SF State enrollment hovered around 30,000 throughout much of the 2010s, but since the fall of 2019, it has been declining quickly. In the fall 2024 semester, the college had just over 22,300 registered students. That enrollment drop has led to less money from tuition and state allocations, the two main sources of revenue for SF State.
Campus administrators eliminated 1,080 course sections between the fall of 2019 and 2024, letting go of 155 lecturers whose positions were dependent on the availability of classes to teach.
That figure does not include current job cuts. SF State won’t know how many lecturers are losing their positions until it finalizes its course schedule in January, according to a spokesperson.
“This is a political decision that politicians and administrators are making. They’ve chosen this response, and it’s the wrong response,” said Sean Connelly, a lecturer who was told he would not be rehired next semester.

After 17 years teaching in the school’s humanities and comparative literature department, Connelly’s last day is Dec. 30. He likened the loss of his job to the “death of a friend.”
“This is my vocation. This is the thing that I studied for years and went into debt to do,” said Connelly, 57, who is applying to positions at high schools and other universities. He even put in an application with the U.S. Postal Service.

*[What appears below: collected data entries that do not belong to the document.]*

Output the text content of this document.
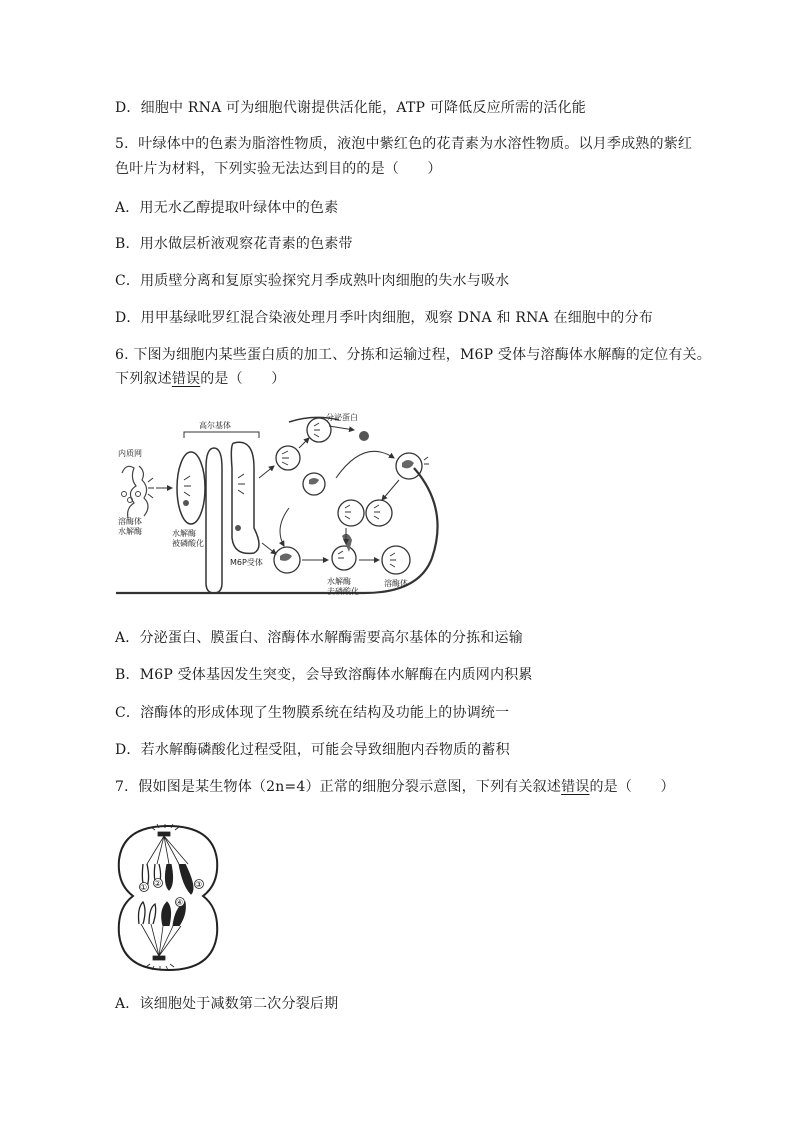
D．细胞中 RNA 可为细胞代谢提供活化能，ATP 可降低反应所需的活化能
5．叶绿体中的色素为脂溶性物质，液泡中紫红色的花青素为水溶性物质。以月季成熟的紫红
色叶片为材料，下列实验无法达到目的的是（　　）
A．用无水乙醇提取叶绿体中的色素
B．用水做层析液观察花青素的色素带
C．用质壁分离和复原实验探究月季成熟叶肉细胞的失水与吸水
D．用甲基绿吡罗红混合染液处理月季叶肉细胞，观察 DNA 和 RNA 在细胞中的分布
6. 下图为细胞内某些蛋白质的加工、分拣和运输过程，M6P 受体与溶酶体水解酶的定位有关。
下列叙述错误的是（　　）
高尔基体
内质网
溶酶体
水解酶	水解酶
被磷酸化
M6P受体
分泌蛋白
水解酶
去磷酸化
溶酶体
A．分泌蛋白、膜蛋白、溶酶体水解酶需要高尔基体的分拣和运输
B．M6P 受体基因发生突变，会导致溶酶体水解酶在内质网内积累
C．溶酶体的形成体现了生物膜系统在结构及功能上的协调统一
D．若水解酶磷酸化过程受阻，可能会导致细胞内吞物质的蓄积
7．假如图是某生物体（2n=4）正常的细胞分裂示意图，下列有关叙述错误的是（　　）
① ②	③
④
A．该细胞处于减数第二次分裂后期
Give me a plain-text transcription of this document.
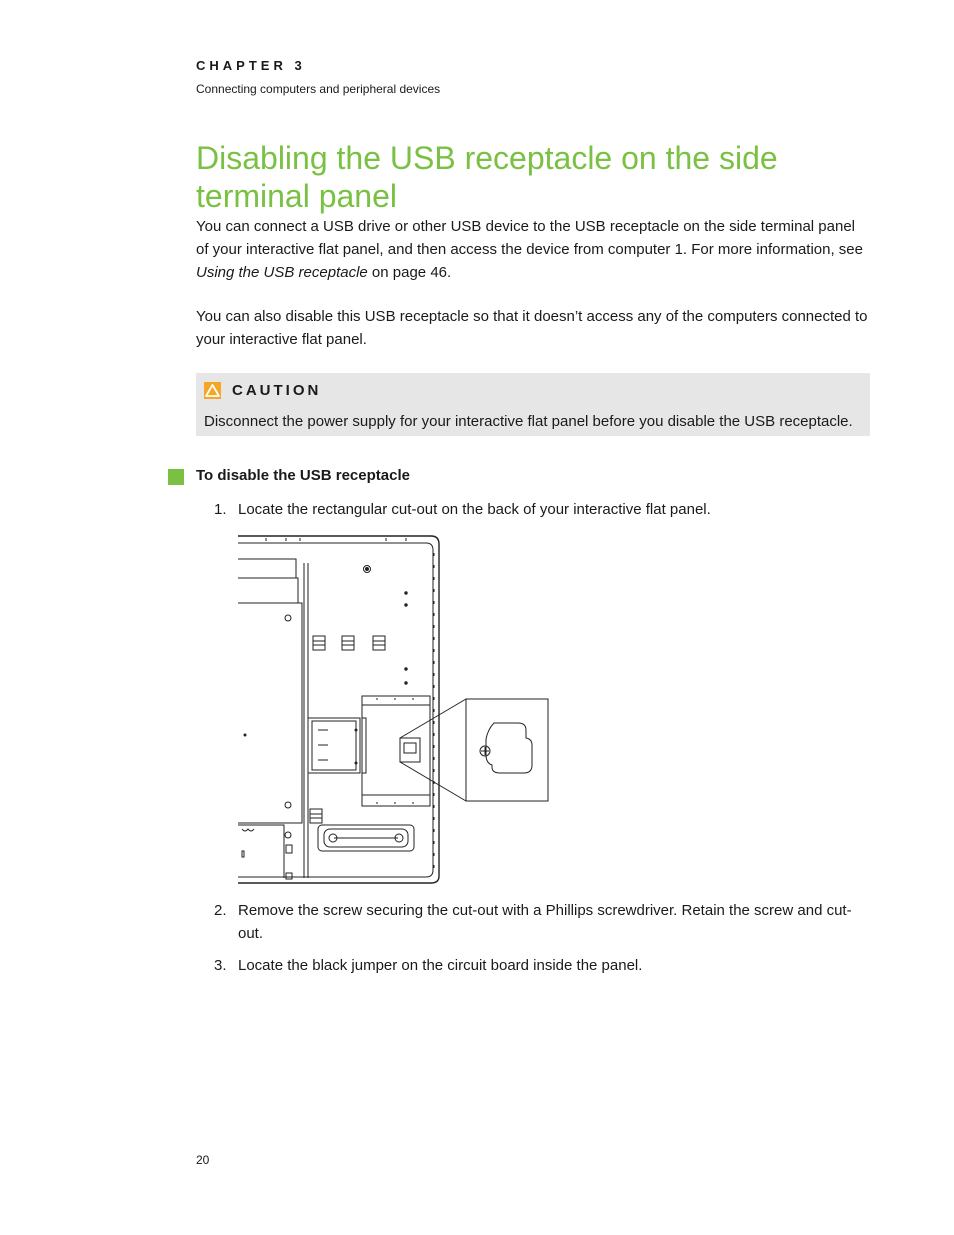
CHAPTER 3
Connecting computers and peripheral devices
Disabling the USB receptacle on the side terminal panel

You can connect a USB drive or other USB device to the USB receptacle on the side terminal panel of your interactive flat panel, and then access the device from computer 1. For more information, see Using the USB receptacle on page 46.

You can also disable this USB receptacle so that it doesn’t access any of the computers connected to your interactive flat panel.

CAUTION
Disconnect the power supply for your interactive flat panel before you disable the USB receptacle.
To disable the USB receptacle
1. Locate the rectangular cut-out on the back of your interactive flat panel.
2. Remove the screw securing the cut-out with a Phillips screwdriver. Retain the screw and cut-out.
3. Locate the black jumper on the circuit board inside the panel.
20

“I was very depressed, anxious about the future,” he said. “Angry, though, too, because public education is a fundamental right, in my view, and the state of California needs to fund it.”
As a public institution, CSU has served as an avenue for upward mobility, especially for young people from lower-income backgrounds. Nearly one-third of students at SF State are the first in their families to attend college, and 70% receive financial aid.